The curtain rises on the dimly lit interior of Dr. Coppelius' shop – a room full of life-like, life-size dolls. Swanhilda pokes her head into an alcove only to discover that Coppélia is not a living, breathing woman, but actually one of Dr. Coppelius' life-size dolls. One of Swanhilda's friends jars a doll who dances until its clockwork runs down. The amazed young intruders then wind up all the dolls who dance, as the friends watch, enchanted. Suddenly, a furious Dr. Coppelius enters and everyone except Swanhilda flees. She runs into the alcove where Coppélia is kept. At the same time, Dr. Coppelius apprehends the faithless Franz entering by the window. Franz pleads his love for the beautiful Coppélia. Dr. Coppelius pretends to listen with interest while he entices Franz with several well-doctored drinks. When the unsuspecting Franz passes out, Dr.

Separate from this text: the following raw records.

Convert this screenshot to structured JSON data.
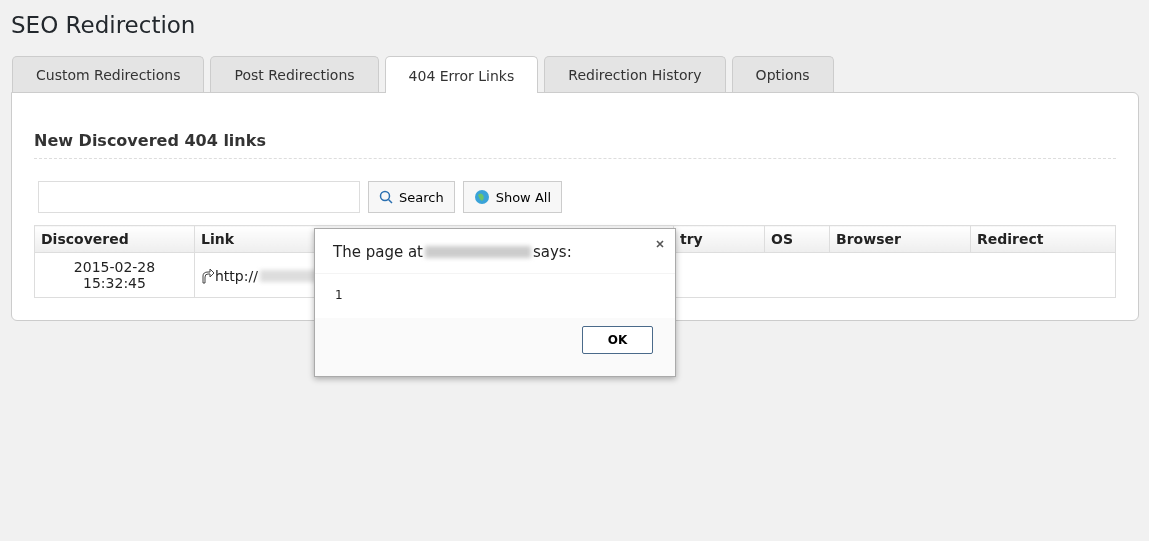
{
  "page_title": "SEO Redirection",
  "tabs": [
    {
      "label": "Custom Redirections",
      "selected": false
    },
    {
      "label": "Post Redirections",
      "selected": false
    },
    {
      "label": "404 Error Links",
      "selected": true
    },
    {
      "label": "Redirection History",
      "selected": false
    },
    {
      "label": "Options",
      "selected": false
    }
  ],
  "section_title": "New Discovered 404 links",
  "search": {
    "buttons": [
      "Search",
      "Show All"
    ]
  },
  "table": {
    "columns": [
      "Discovered",
      "Link",
      "try",
      "OS",
      "Browser",
      "Redirect"
    ],
    "rows": [
      {
        "discovered": "2015-02-28 15:32:45",
        "link": "http://"
      }
    ]
  },
  "dialog": {
    "title_start": "The page at",
    "title_end": "says:",
    "message": "1",
    "button": "OK"
  }
}
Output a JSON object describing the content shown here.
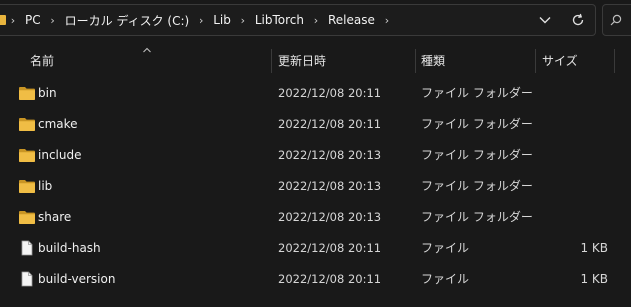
{
  "address": {
    "breadcrumbs": [
      "PC",
      "ローカル ディスク (C:)",
      "Lib",
      "LibTorch",
      "Release"
    ],
    "dropdown_icon": "chevron-down-icon",
    "refresh_icon": "refresh-icon"
  },
  "columns": {
    "name": "名前",
    "date": "更新日時",
    "type": "種類",
    "size": "サイズ"
  },
  "files": [
    {
      "name": "bin",
      "date": "2022/12/08 20:11",
      "type": "ファイル フォルダー",
      "size": "",
      "icon": "folder-icon"
    },
    {
      "name": "cmake",
      "date": "2022/12/08 20:11",
      "type": "ファイル フォルダー",
      "size": "",
      "icon": "folder-icon"
    },
    {
      "name": "include",
      "date": "2022/12/08 20:13",
      "type": "ファイル フォルダー",
      "size": "",
      "icon": "folder-icon"
    },
    {
      "name": "lib",
      "date": "2022/12/08 20:13",
      "type": "ファイル フォルダー",
      "size": "",
      "icon": "folder-icon"
    },
    {
      "name": "share",
      "date": "2022/12/08 20:13",
      "type": "ファイル フォルダー",
      "size": "",
      "icon": "folder-icon"
    },
    {
      "name": "build-hash",
      "date": "2022/12/08 20:11",
      "type": "ファイル",
      "size": "1 KB",
      "icon": "file-icon"
    },
    {
      "name": "build-version",
      "date": "2022/12/08 20:11",
      "type": "ファイル",
      "size": "1 KB",
      "icon": "file-icon"
    }
  ],
  "colors": {
    "background": "#191919",
    "folder": "#e8b43d",
    "text": "#f0f0f0"
  }
}
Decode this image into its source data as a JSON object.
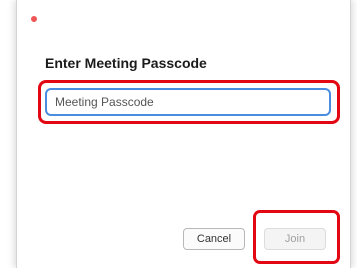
{
  "dialog": {
    "title": "Enter Meeting Passcode",
    "passcode": {
      "placeholder": "Meeting Passcode",
      "value": ""
    },
    "buttons": {
      "cancel_label": "Cancel",
      "join_label": "Join"
    }
  },
  "colors": {
    "highlight": "#e30613",
    "focus_ring": "#4a8de0",
    "close_dot": "#ee5555",
    "join_disabled_text": "#a0a0a0"
  },
  "icons": {
    "close": "close-icon"
  }
}
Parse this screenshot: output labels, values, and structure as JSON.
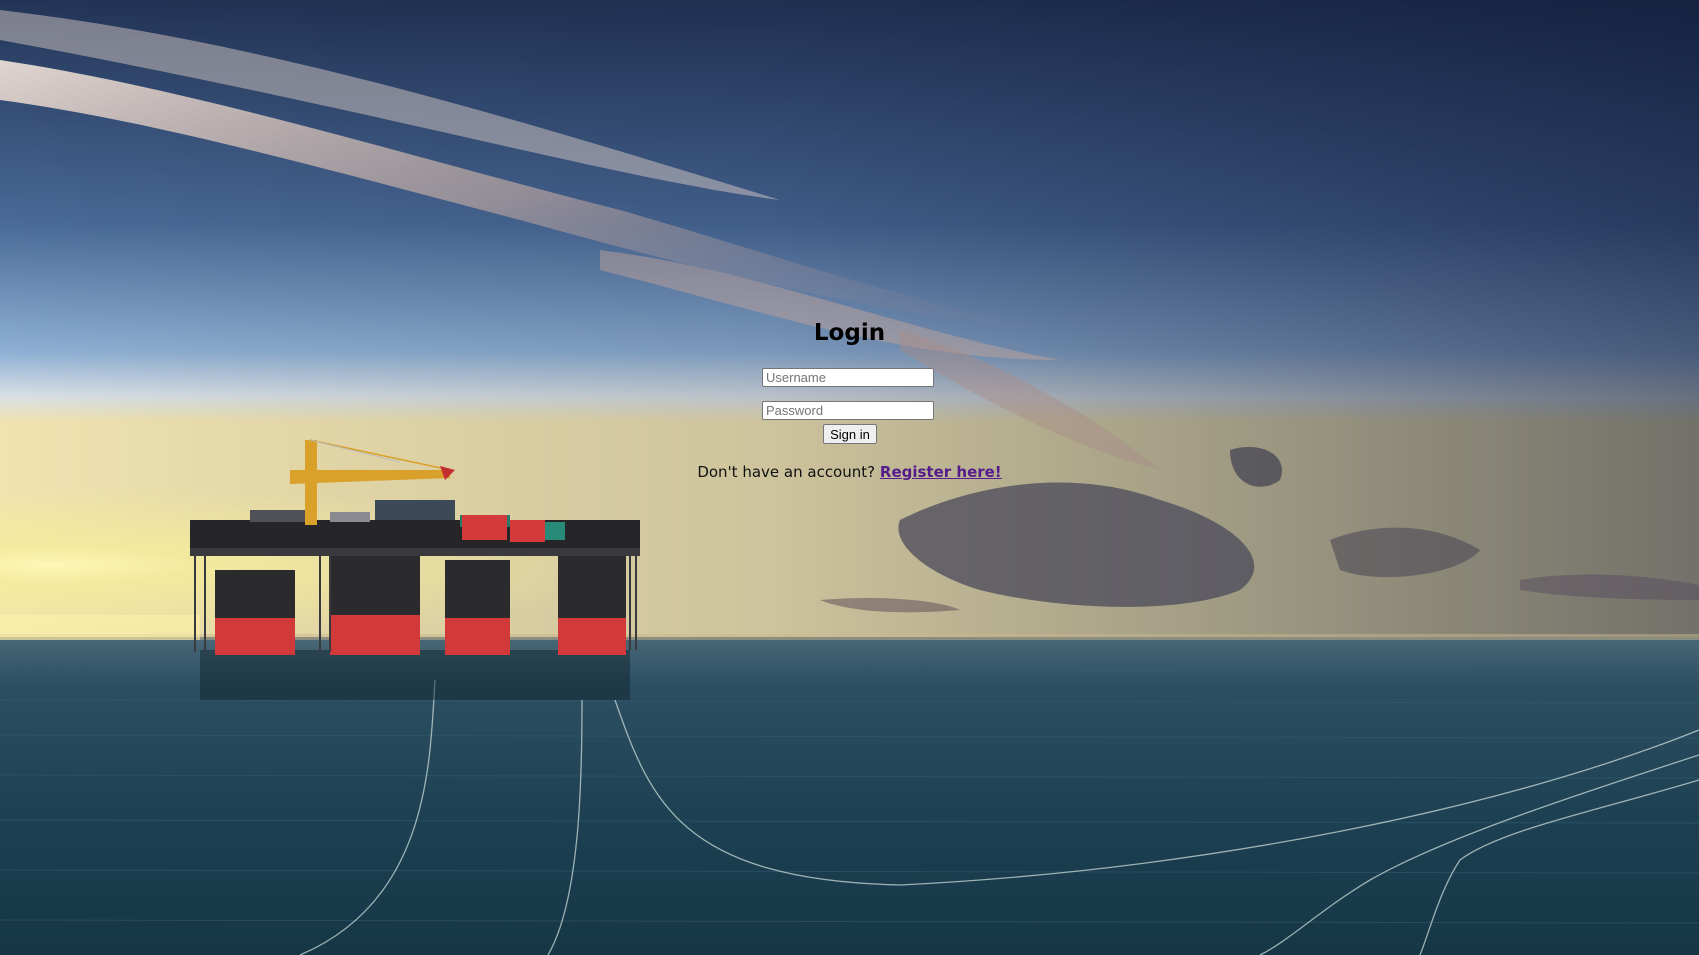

Coppelius brings what he thinks is his fabulous doll Coppélia from her alcove. However, it is Swanhilda who, overhearing Franz's declaration of love for Coppélia, has changed places with the doll. The doctor makes some magical gestures over Swanhilda as she awkwardly rises to dance. The deluded Dr. Coppelius believes his puppet has come to life.
Swanhilda dances on and on, creating havoc in the room and upsetting all the doctor's work. Franz, who has just revived, dashes out of the room chased by Dr. Coppelius. Eluding the doctor, Franz returns to watch the proceedings with glee until, finally, he and Swanhilda run out, leaving the shop in a shambles. Dr. Coppelius returns to discover the figure of Coppélia lying in her chair, divested of clothes, and realizes that he has been deceived.
The curtain rises on the final act, which is again set in the village square. Franz and Swanhilda, now reconciled, approach the bürgermeister to receive their dowries and be married. Dr. Coppelius storms in, accusing the lovers of destroying his life's work. Swanhilda, realizing the justness of his claim, offers him her dowry, but the bürgermeister gives Dr. Coppelius a bag of gold and sends him off. The townspeople then participate in the fete that unites Swanhilda and Franz in a happy marriage.